A segurança/sanidade dos alimentos tornou-se um grande desafio para os países na última década. O acesso a quantidades suficientes de alimentos seguros, isto é, a segurança alimentar, se mostra cada vez mais intrinsecamente associado à segurança dos alimentos. E esta, por sua vez, depende de sistemas de gestão da qualidade e rastreabilidade.
A recomendação por rastreabilidade dos alimentos também está associada à questão ambiental. Por exemplo, a União Europeia (UE) tem a estratégia Farm-to-Fork (F2F), ou “da fazendo ao garfo” (tradução livre), que exige do Brasil a rastreabilidade dos seus alimentos para poder acessar o exigente mercado europeu. O F2F faz parte do plano europeu de mitigação das mudanças climáticas, o European Green Deal.

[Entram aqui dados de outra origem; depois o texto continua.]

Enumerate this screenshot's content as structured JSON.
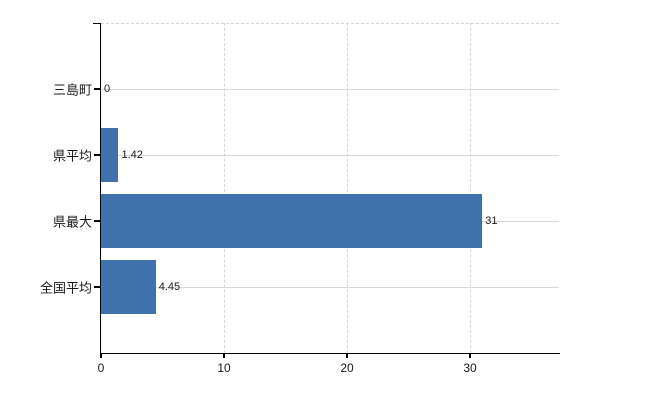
{
  "chart_data": {
    "type": "bar",
    "orientation": "horizontal",
    "title": "",
    "xlabel": "",
    "ylabel": "",
    "categories": [
      "三島町",
      "県平均",
      "県最大",
      "全国平均"
    ],
    "values": [
      0,
      1.42,
      31,
      4.45
    ],
    "value_labels": [
      "0",
      "1.42",
      "31",
      "4.45"
    ],
    "x_ticks": [
      0,
      10,
      20,
      30
    ],
    "x_tick_labels": [
      "0",
      "10",
      "20",
      "30"
    ],
    "xlim": [
      0,
      37.2
    ],
    "legend": "none",
    "grid": {
      "horizontal_lines": "solid, one per category",
      "vertical_lines": "dashed, at ticks 10/20/30",
      "top_border": "dashed"
    },
    "colors": {
      "bar": "#3f71ad",
      "solid_grid": "#d5dad5",
      "dashed_grid": "#d4d6da",
      "axis": "#000000",
      "text": "#1a1a1a"
    }
  }
}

Portanto, as razões pelas quais governos e empresas estão interessados na rastreabilidade de alimentos envolve aspectos sanitários, ambientais, de credibilidade e garantia de origem. Sabe-se que estes requisitos de comércio, uma vez atendidos pelas indústrias, podem criar vantagens competitivas frente à concorrência, diferenciar a imagem da empresa perante os consumidores, e estreitar o relacionamento com os fornecedores. Aqui enfocamos a questão de sanidade dos alimentos.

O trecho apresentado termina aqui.